Wenn die Information aus der Vielzahl der Daten herausgefunden wurde, kann daraus ein Modell erstellt werden. Dieses Modell kann – abhängig von der Aufgabenstellung – ein Klassifizierungsmodell oder ein Regressionsmodell sein. Wenn es möglich ist, für die Daten ein Modell zu berechnen, dann können die einzelnen Proben mit diesem Modell verglichen werden. Das bedeutet, dass Ausreißer bestimmt werden können und zwar sowohl für bereits vorliegende Proben als auch für neu hinzukommende Proben. Das ist vor allem in der Regressionsrechnung sehr wichtig. Hier kann es passieren, dass ganz salopp ausgedrückt ein Modell für Äpfel gemacht wird und hinterher Birnen untersucht werden. Dies erkennt die multivariate Datenanalyse und erklärt die Birnen zu Ausreißern. Eine weitere optionale Möglichkeit der multivariaten Analyse ist die Auswahl von wichtigen Variablen. Da der Informationsgehalt jeder einzelnen Variablen in dem multivariaten Modell bekannt ist, können Variable, die wenig oder gar nicht zum Modell beitragen, von vornherein weggelassen werden. Damit spart man eventuell Messaufwand und die Modelle werden kleiner und robuster. Dieses Verfahren der Variablenselektion ist vor allem in der NIR-Spektroskopie sehr beliebt, um Bereiche mit wenig Information, die aber Einfluss auf das SignalRausch-Verhältnis haben, auszuschließen. Die Modelle der multivariaten Datenanalyse können dann zur Vorhersage unbekannter Proben verwendet werden. Dabei spielt es keine Rolle, ob es sich um ein Klassifizierungsmodell oder ein Regressionsmodell handelt.

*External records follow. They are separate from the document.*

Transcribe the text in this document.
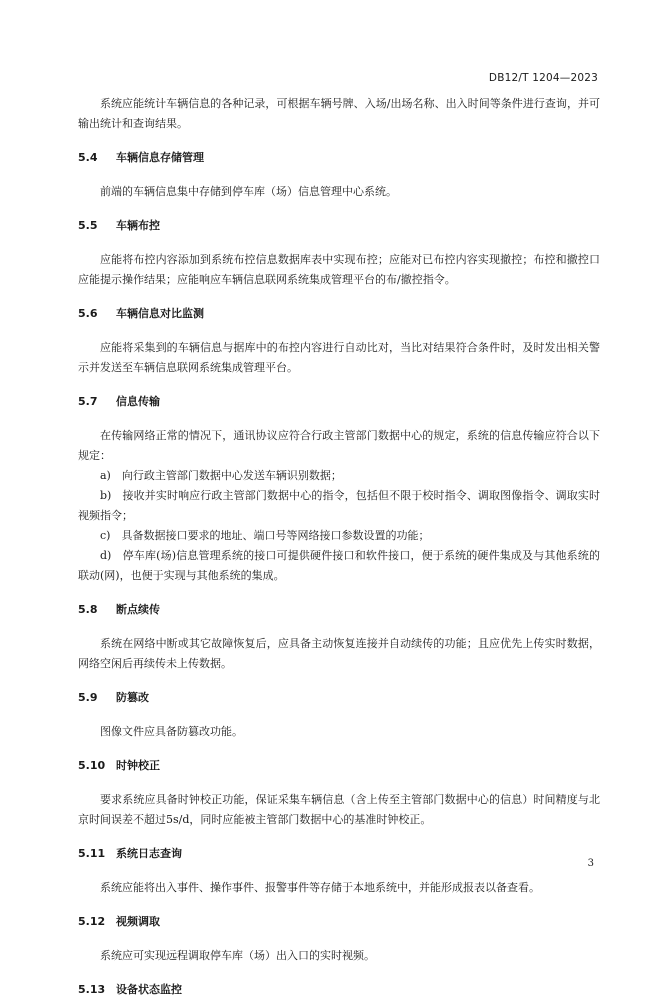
DB12/T 1204—2023

系统应能统计车辆信息的各种记录，可根据车辆号牌、入场/出场名称、出入时间等条件进行查询，并可输出统计和查询结果。

5.4	车辆信息存储管理

前端的车辆信息集中存储到停车库（场）信息管理中心系统。

5.5	车辆布控

应能将布控内容添加到系统布控信息数据库表中实现布控；应能对已布控内容实现撤控；布控和撤控口应能提示操作结果；应能响应车辆信息联网系统集成管理平台的布/撤控指令。

5.6	车辆信息对比监测

应能将采集到的车辆信息与据库中的布控内容进行自动比对，当比对结果符合条件时，及时发出相关警示并发送至车辆信息联网系统集成管理平台。

5.7	信息传输

在传输网络正常的情况下，通讯协议应符合行政主管部门数据中心的规定，系统的信息传输应符合以下规定：

a)　向行政主管部门数据中心发送车辆识别数据；

b)　接收并实时响应行政主管部门数据中心的指令，包括但不限于校时指令、调取图像指令、调取实时视频指令；

c)　具备数据接口要求的地址、端口号等网络接口参数设置的功能；

d)　停车库(场)信息管理系统的接口可提供硬件接口和软件接口，便于系统的硬件集成及与其他系统的联动(网)，也便于实现与其他系统的集成。

5.8	断点续传

系统在网络中断或其它故障恢复后，应具备主动恢复连接并自动续传的功能；且应优先上传实时数据，网络空闲后再续传未上传数据。

5.9	防篡改

图像文件应具备防篡改功能。

5.10 时钟校正

要求系统应具备时钟校正功能，保证采集车辆信息（含上传至主管部门数据中心的信息）时间精度与北京时间误差不超过5s/d，同时应能被主管部门数据中心的基准时钟校正。

5.11 系统日志查询

系统应能将出入事件、操作事件、报警事件等存储于本地系统中，并能形成报表以备查看。

5.12 视频调取

系统应可实现远程调取停车库（场）出入口的实时视频。

5.13 设备状态监控
3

Es werden die neuen „Rohdaten“ in das Modell gegeben und je nach Modell erhält man die Klassenzugehörigkeit oder einen oder mehrere Werte für die Zielgrößen, für die das Modell aufgestellt wurde. Die klassische multivariate Datenanalyse wurde in letzter Zeit durch viel versprechende Rotationsverfahren, sog. selbstmodellierende Kurvenauflösungsverfahren, erweitert (Self-Modelling Curve Resolution). Man will damit die klassischen Hauptkomponenten für den Benutzer anschaulicher darstellen. Vor allem in der Spektroskopie bietet das dem Anwender große Vorteile. Anstatt mathematisch orthogonaler Hauptkomponenten erhält man chemisch interpretierbare Spektren, die den beteiligten chemischen Komponenten entsprechen. Diese Verfahren eignen sich sehr gut zur Überwachung von Reaktionsprozessen und werden in [3] näher besprochen.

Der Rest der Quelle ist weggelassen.